Search code examples
dataframescalaapache-sparkpysparkapache-spark-sql

Aggregation on set of columns in Dataframe using Spark and Scala (get max non-null element of each column using selectExpr)


I have a Dataframe as follows:

val df = Seq(
        ("GUID1",   Some(1),    Some(22),       Some(30),   Some(56)),
        ("GUID1",   Some(4),        None,           Some(35),   Some(52)),
        ("GUID1",   None,       Some(24),       None,       Some(58)),
        ("GUID2",   Some(5),        Some(21),       Some(31),   None)
).toDF("GUID",  "A",    "B",    "C",    "D" )
df.show
+-----+----+----+----+----+
| GUID|   A|   B|   C|   D|
+-----+----+----+----+----+
|GUID1|   1|  22|  30|  56|
|GUID1|   4|null|  35|  52|
|GUID1|null|  24|null|  58|
|GUID2|   5|  21|  31|null|
+-----+----+----+----+----+

This is a simplified Dataframe (in reality, there are more than 30 columns)

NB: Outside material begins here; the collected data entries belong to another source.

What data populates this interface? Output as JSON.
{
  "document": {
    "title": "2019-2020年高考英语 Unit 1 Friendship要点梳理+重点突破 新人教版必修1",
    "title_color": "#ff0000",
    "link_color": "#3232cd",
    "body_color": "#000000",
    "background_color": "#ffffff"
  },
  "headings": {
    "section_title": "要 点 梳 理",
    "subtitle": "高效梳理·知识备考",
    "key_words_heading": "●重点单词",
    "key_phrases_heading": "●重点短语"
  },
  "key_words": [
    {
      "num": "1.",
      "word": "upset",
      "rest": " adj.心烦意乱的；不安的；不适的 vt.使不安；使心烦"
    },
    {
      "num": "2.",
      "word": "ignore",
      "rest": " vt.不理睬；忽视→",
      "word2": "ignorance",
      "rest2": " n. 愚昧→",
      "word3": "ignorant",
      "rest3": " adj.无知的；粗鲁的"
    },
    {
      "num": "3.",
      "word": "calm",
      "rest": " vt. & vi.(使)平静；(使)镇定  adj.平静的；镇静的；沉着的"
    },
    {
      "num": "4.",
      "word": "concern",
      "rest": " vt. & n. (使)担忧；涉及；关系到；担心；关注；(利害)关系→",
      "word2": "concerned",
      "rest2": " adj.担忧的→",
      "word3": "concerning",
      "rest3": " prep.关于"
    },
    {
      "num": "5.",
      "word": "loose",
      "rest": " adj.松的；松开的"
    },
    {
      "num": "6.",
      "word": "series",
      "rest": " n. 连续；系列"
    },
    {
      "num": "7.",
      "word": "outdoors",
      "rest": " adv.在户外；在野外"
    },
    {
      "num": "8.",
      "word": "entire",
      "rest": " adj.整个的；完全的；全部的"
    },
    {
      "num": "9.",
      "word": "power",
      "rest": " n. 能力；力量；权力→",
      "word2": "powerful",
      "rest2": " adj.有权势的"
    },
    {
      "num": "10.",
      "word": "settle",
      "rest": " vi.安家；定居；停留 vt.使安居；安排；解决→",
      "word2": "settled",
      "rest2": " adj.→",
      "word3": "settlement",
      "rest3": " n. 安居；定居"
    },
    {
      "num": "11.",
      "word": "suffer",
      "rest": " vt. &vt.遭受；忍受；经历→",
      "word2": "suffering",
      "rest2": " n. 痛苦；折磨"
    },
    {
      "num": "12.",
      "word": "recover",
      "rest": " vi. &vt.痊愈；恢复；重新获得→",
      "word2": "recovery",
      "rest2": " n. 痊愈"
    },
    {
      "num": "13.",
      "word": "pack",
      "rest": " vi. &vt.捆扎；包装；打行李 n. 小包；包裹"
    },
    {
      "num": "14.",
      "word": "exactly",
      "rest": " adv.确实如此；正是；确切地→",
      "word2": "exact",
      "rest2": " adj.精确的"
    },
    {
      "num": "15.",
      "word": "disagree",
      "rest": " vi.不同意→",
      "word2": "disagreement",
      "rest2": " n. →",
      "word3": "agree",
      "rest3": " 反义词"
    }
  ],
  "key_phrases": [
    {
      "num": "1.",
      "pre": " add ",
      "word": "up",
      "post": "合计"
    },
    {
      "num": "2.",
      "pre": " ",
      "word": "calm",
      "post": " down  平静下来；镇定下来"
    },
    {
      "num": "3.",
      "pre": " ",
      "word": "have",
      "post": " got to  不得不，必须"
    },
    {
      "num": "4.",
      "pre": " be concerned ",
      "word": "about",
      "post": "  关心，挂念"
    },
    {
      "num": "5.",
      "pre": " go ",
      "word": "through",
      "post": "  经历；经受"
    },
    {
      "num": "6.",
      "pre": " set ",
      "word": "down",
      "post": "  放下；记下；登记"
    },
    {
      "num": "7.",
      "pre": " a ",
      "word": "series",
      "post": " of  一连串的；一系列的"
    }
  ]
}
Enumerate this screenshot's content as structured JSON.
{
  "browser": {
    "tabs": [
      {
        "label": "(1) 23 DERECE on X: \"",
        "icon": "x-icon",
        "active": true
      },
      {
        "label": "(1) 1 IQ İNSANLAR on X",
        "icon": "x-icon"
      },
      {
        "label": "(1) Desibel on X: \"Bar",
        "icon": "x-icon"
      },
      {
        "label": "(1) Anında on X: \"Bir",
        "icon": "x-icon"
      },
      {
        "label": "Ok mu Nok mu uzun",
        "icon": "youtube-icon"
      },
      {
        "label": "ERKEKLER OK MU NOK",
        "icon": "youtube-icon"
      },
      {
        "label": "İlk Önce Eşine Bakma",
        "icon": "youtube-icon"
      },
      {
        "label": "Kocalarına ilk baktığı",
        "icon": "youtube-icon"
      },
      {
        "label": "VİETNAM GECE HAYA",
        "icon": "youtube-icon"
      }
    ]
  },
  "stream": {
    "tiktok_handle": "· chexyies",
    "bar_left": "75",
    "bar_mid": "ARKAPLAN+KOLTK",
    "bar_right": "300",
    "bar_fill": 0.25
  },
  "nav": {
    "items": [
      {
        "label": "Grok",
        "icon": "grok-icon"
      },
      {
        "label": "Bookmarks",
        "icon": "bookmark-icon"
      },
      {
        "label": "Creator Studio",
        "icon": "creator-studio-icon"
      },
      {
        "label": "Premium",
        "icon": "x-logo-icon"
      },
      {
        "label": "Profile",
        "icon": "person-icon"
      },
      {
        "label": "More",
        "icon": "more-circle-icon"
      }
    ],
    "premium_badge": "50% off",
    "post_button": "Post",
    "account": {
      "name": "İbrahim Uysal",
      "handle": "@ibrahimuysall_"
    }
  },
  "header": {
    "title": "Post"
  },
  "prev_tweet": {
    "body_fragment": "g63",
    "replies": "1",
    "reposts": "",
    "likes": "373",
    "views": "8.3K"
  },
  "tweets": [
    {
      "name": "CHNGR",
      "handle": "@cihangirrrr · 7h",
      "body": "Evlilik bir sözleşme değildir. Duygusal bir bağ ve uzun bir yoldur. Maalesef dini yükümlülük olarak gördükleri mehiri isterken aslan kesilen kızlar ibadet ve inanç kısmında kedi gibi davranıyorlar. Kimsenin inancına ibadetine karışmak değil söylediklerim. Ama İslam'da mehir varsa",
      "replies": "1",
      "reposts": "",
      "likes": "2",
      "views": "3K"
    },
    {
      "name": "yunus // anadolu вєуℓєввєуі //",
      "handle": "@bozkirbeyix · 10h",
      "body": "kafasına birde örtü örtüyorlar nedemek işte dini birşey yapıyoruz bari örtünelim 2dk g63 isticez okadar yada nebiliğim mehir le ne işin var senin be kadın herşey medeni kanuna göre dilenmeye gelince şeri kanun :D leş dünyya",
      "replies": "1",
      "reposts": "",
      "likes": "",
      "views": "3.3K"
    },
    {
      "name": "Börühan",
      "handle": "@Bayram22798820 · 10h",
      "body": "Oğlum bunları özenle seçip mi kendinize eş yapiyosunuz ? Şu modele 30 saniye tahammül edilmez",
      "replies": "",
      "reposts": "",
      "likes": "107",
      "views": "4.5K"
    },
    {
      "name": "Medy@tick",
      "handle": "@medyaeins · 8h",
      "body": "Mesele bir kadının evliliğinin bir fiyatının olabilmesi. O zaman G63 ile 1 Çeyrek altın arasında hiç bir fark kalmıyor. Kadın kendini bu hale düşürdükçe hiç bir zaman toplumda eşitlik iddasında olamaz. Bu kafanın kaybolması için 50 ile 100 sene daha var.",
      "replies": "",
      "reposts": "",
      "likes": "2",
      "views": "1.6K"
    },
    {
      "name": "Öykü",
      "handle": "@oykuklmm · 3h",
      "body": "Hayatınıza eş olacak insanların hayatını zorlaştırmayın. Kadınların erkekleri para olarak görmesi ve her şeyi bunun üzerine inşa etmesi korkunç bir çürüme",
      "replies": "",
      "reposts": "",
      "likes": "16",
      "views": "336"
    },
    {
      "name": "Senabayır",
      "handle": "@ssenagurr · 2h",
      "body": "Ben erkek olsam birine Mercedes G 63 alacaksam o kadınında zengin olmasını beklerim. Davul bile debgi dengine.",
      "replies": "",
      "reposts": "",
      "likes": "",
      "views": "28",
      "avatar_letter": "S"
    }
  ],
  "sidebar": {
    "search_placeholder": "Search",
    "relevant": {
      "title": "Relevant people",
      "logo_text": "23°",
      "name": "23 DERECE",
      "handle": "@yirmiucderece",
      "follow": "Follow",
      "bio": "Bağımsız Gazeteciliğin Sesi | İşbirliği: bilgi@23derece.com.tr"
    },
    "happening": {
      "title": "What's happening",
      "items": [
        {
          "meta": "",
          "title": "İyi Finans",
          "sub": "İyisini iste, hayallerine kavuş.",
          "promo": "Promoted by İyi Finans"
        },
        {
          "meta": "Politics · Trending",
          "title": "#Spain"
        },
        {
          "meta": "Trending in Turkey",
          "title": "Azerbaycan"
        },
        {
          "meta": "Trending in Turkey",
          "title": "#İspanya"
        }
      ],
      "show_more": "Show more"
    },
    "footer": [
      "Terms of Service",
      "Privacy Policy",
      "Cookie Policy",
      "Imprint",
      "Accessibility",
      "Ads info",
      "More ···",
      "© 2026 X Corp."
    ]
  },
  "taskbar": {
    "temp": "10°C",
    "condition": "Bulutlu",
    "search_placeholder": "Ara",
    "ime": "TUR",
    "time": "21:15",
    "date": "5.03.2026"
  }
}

The goal is to aggregate such that min / max or some custom values for a set of columns needs to be derived. For example, I want to get max non-null of columns A and B and min of C and D using the below Arrays.

val max_cols = Array("A",   "B")
val min_cols = Array("C",   "D")

val df1 = df.groupBy("GUID").agg(collect_list(struct(max_cols.head, max_cols: _*))).as("values")
            .selectExpr("GUID", "array_max(filter(values, x-> x.c.isNotNull))[c] for (c <- values)")

This line is not working

Expected output is:

+-----+---+---+---+----+
| GUID|  A|  B|  C|   D|
+-----+---+---+---+----+
|GUID1|  4| 24| 30|  52|
|GUID2|  5| 21| 31|null|
+-----+---+---+---+----+

I got a similar link in PySpark (pyspark get latest non-null element of every column in one row), but not able to get it working in Scala.

Any idea how to solve it?


Solution

  • You can create min/max expressions and use it in agg. min/max will ignore nulls unless all values are null by default.

    var exprs = min_cols.map(x => min(x).as(x)) ++ max_cols.map(x => max(x).as(x))
    
    df.groupBy("GUID").agg(exprs.head, exprs.tail: _*).show